Twenty years after being left on the side of the road, I am representing my country, Zimbabwe, in the Rio Summer Olympics.
And I’ve even scored a goal.
To me, football (soccer) is not just a sport. It’s much more than that — something I came to realize very early in my life.
I remember when I was 11, and how I always wished for a delay in the sun starting to set, because that signaled the end of practice for the day. At 13, I began dreaming of playing for the likes of Liverpool Ladies FC or Arsenal LFC. At 15, I had my eyes set on the Zimbabwe national team. And at 19, I fulfilled that dream and captained our under-20 team.
In my eyes, growing up in the village was just as meaningful as growing up in a traditional home. I had brothers and sisters and a loving caregiver, who I consider to be my mom, who treated each and every one of us as if we were her own. We all chipped in around the house, played games outside, and came together around the dinner table each night.
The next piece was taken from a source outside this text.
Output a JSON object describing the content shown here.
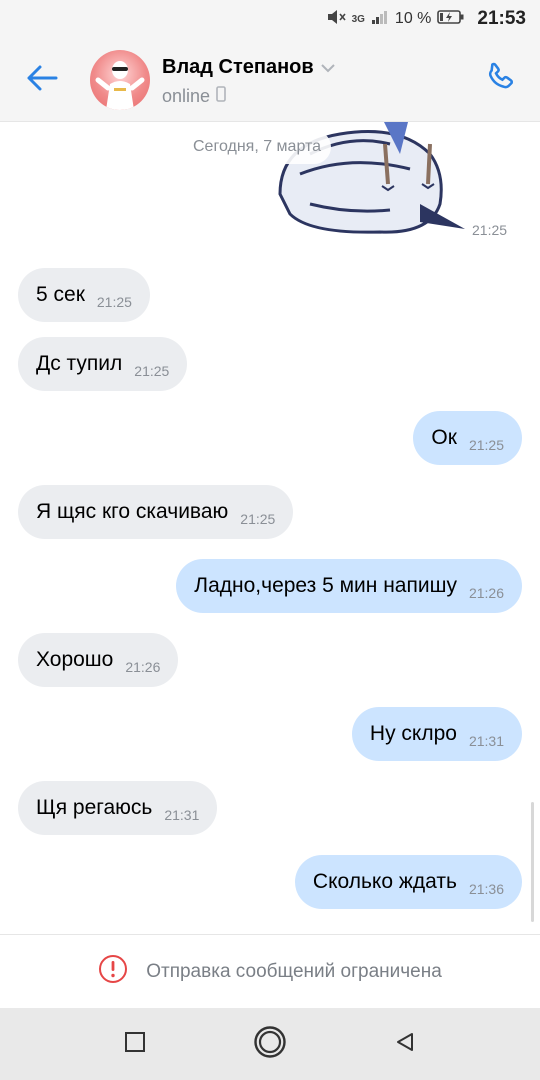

The will and determination that you see on the pitch is a direct connection to all of the support that I received from my SOS family growing up. I was always assured that my dreams were attainable, and that my talent was special. This encouragement and support gave me the confidence and hunger to chase my dreams.
I acknowledge the significance of representing my country on this global stage; and the fact that I’m representing much more than just that. Although I have since left the village, I often think about the millions of children like me, who were abandoned as a child; I am also representing them this summer.
For those children disheartened at the fact that they don’t have a “traditional” family, I want to reassure them that with hard work and determination they can achieve whatever they want.
I am told in Brazil that around 1.5 million children face a life in a home that does not have solid walls, and in 2014, about 21 percent of Brazil’s 207 million citizens lived below the poverty line. During the two weeks of the Olympics the world watches in awe as the best athletes in the world compete for the highest honor in sports while completely overlooking the reality that many children are facing just next door, in the favelas that surround the stadiums.
Often times, economic struggles place such a burden on a family that children have to work just to help feed their relatives. This should not be the life that any child should have to live.
Without the help of my SOS mom and family in the village, I undoubtedly would have suffered the same fate as so many orphaned children today. So my hope this summer is to shine a light on the importance of a solid family structure in a child’s life.
Those in the village recognize this, and strive to support vulnerable families who are at risk of breaking apart and children who are no longer able to live with their parents. The difference this made in my own life is indescribable.
So, as I laced up my sneakers and stepped onto the pitch this week, I hope the world was able to watch as I fulfilled my lifelong dream of playing in the Olympics. Watch as I beat odds that were so heavily stacked against me. And watch as I tried to give hope to the millions of orphaned children around the world, showing them that their dreams are very much achievable.